成功大學博碩士論文系統

簡易檢索 / 詳目顯示

回結果列表

研究生：	王家揚 Wang, Jia-Yang
論文名稱：	應用知識蒸餾技術開發輕量化 LLM 之中耳炎醫病溝通衛教系統 Development of a Doctor-Patient Communication System with a Lightweight LLM through Knowledge Distillation for PHE of Middle Ear Infection
指導教授：	杜翌群 Du, Yi-Chun
學位類別：	碩士 Master
系所名稱：	工學院 - 生物醫學工程學系 Department of BioMedical Engineering
論文出版年：	2024
畢業學年度：	112
語文別：	英文
論文頁數：	90
中文關鍵詞：	醫病溝通 (DPC) 、個人化衛教 (PHE) 、大語言模型 (LLM) 、輕量化語言模型 (Lightweight LLM) 、知識蒸餾 (KD) 、檢索增強生成 (RAG) 、基於人類反饋的強化學習 (RLHF)
外文關鍵詞：	Doctor-Patient Communication (DPC), Personalized Health Education (PHE), Large Language Model (LLM), Lightweight LLM, Knowledge Distillation (KD), RetrievalAugmented Generation (RAG), Reinforcement Learning from Human Feedback (RLHF)
相關次數：	點閱：77 下載：0
分享至:	分享至facebook 分享至twitter

查詢本校圖書館目錄查詢臺灣博碩士論文知識加值系統勘誤回報

有效的醫病溝通對提升醫療成效至關重要，其中個人化衛教扮演著重要角色。

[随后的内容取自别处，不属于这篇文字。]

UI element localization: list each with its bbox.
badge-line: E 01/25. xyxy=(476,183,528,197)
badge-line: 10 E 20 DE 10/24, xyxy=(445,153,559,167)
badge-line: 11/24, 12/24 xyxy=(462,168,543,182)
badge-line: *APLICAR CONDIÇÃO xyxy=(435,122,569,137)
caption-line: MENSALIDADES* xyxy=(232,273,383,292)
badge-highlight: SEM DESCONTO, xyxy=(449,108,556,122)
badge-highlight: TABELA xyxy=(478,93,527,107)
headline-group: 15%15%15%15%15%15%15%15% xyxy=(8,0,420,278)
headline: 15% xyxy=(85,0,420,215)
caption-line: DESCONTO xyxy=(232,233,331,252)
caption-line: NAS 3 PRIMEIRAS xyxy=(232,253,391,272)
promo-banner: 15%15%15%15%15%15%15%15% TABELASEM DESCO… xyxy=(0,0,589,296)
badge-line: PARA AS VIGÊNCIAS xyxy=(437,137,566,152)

近年來，許多研究顯示大語言模型（LLM）在醫療領域具有潛力。然而，LLM 在醫療領域中的應用面臨挑戰，如資源需求龐大、昂貴、資安疑慮等。為解決這些問題，輕量化 LLM 應需而生。本研究旨開發輕量化 LLM 之醫病溝通衛教系統，首先基於醫學影像建立疾病分類模型，並轉換為LLM的輸入文字作為多模態輸入，接著利用知識蒸餾 (KD) 技術將個人化衛教知識從 LLM 中萃取，訓練微調成 PHE 模型。本研究以耳鼻喉科的中耳炎為例，實驗一結果顯示疾病分類模型具有高準確率，作為此系統多模態輸入的基礎。實驗二根據李克特量表，醫生審閱並評估由PHE模型生成的個人化衛教報告，平均分數超過4分，與微調前的模型有顯著差異（p<0.05），並評估了不同大小的模型和資料集在微調個人化衛教模型中的表現。實驗三引入了檢索增強生成技術（RAG），使系統能夠整合醫院的最新資訊，如醫師的門診時間，展現其在生成客製化衛教內容方面的優勢。實驗四引入基於人類反饋的強化學習(RLHF) 技術，使 PHE 模型能透過醫護人員修改報告進行再訓練，讓生成的報告更符合使用需求。整體而言，應用 KD 技術開發的 PHE 模型在維持資訊準確性和有效性的同時，降低模型參數大小和資源需求，提高臨床場域應用的可能性。透過 RAG 和 RLHF 技術，我們能夠在私密環境中進行客製化和持續訓練，保障醫護人員的智慧財產權與患者的隱私。此系統可根據患者資訊產生量身打造的衛教報告，做為對患者進行個人化衛教參考，減少醫護人員的負擔，患者也能收到專屬的個人化報告，有助於減少醫護人員與患者之間的溝通阻力，改善醫病溝通與照護成效。本研究展現此系統應用於臨床場域的潛力，並可做為未來相關應用之參考。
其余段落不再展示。